De acordo com a psicóloga, poderá haver consequências emocionais importantes diante de tantos lutos e perdas, dos profissionais da saúde intensamente submetidos à carga estressante e também um possível aumento de depressão e crises de ansiedade. “Nossos relacionamentos também sairão transformados, teremos efeitos positivos tanto quanto negativos. A sociedade como um todo viverá um novo tempo, onde será necessário um novo renascer, um novo normal”, completa.
Para as pessoas que estão levando o isolamento social a sério, saindo apenas para atividades essenciais e que criaram uma rotina ao atual momento, a retomada deverá ser uma fase de transição tranquila e automaticamente o início de mais uma fase, que deverá contar com uma série de cuidados e orientações. “O indivíduo tem o entendimento de que haverá medidas sanitárias protocoladas pela Organização Mundial de Saúde que garantirão segurança e o isolarão de riscos à saúde. Ele passará a sair e a frequentar lugares dentro de uma rotina de cuidados e que fará parte da vida dele”, exemplifica o dr. Marcos.
Em relação aos reflexos que uma quarentena de tantos meses pode trazer para uma parcela da população, Aparecida Barnabé explica ser natural um certo receio à exposição, principalmente aos que fizeram isolamento corretamente. Aos poucos, a vida vai retomar seu curso com outras nuances do que será normal.
“Vamos inaugurar um novo tempo e a sua qualidade dependerá do quanto fomos mobilizados e atingidos pela pandemia. Os seres sairão melhor depois de tudo isso?
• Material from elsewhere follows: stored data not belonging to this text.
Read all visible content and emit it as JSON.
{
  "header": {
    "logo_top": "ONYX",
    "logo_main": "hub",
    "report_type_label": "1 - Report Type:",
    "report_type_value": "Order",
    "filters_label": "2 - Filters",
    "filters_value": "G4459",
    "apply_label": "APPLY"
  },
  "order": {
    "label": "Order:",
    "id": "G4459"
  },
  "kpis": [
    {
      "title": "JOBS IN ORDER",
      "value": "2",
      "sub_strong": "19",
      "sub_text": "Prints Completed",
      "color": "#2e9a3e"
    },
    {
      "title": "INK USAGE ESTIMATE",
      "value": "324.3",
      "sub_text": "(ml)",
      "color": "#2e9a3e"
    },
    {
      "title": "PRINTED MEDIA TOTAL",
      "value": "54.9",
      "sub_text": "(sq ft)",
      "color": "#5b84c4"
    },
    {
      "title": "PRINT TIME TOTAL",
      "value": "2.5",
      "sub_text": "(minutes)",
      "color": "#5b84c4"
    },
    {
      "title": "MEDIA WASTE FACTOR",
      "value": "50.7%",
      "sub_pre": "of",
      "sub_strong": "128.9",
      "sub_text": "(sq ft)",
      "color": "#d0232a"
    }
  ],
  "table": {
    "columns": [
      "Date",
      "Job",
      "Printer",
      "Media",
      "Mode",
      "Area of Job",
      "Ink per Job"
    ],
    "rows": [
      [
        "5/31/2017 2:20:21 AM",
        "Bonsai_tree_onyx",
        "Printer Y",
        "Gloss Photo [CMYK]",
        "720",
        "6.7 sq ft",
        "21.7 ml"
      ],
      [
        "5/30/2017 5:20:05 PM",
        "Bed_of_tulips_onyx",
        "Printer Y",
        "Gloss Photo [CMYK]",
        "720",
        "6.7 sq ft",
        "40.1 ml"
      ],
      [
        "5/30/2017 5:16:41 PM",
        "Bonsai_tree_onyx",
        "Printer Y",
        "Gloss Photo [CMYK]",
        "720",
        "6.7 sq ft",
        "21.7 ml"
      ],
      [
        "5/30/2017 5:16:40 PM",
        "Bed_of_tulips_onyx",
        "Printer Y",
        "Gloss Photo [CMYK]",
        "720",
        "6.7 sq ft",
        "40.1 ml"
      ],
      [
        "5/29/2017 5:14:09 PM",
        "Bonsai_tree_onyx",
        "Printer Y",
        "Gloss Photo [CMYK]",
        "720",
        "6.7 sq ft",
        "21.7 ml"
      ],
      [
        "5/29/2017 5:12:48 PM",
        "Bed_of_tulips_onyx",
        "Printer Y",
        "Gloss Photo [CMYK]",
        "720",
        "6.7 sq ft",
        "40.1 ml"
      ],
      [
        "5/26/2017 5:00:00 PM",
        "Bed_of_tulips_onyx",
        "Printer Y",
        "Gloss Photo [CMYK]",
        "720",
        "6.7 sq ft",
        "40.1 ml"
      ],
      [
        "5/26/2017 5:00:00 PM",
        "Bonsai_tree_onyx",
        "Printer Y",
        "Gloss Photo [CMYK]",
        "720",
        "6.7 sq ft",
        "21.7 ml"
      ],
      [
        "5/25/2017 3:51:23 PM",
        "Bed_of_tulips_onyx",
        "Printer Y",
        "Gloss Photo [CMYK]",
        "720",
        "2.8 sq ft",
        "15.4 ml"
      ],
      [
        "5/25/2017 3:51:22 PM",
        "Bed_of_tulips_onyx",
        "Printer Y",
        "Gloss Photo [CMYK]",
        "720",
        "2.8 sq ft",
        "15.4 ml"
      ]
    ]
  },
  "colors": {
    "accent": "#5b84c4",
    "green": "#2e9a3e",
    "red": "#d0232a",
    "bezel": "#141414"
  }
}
Alguns sim, terão ganhos pessoais importantes enquanto pessoa, outros não, e isso já observamos neste momento intenso da epidemia. Quem não se surpreende com colocações vazias de empatia e de respeito ao outro? Assim, como nos surpreendemos com a solidariedade, o respeito de muitos? Crises, na realidade, ressaltam o que já estava lá e tem oportunidade de aparecer de forma mais intensa. Viver é isso, um eterno aprendizado e oportunidade para que possamos nos tornar melhores, mais solidários, empáticos e humanos”, finaliza a psicóloga.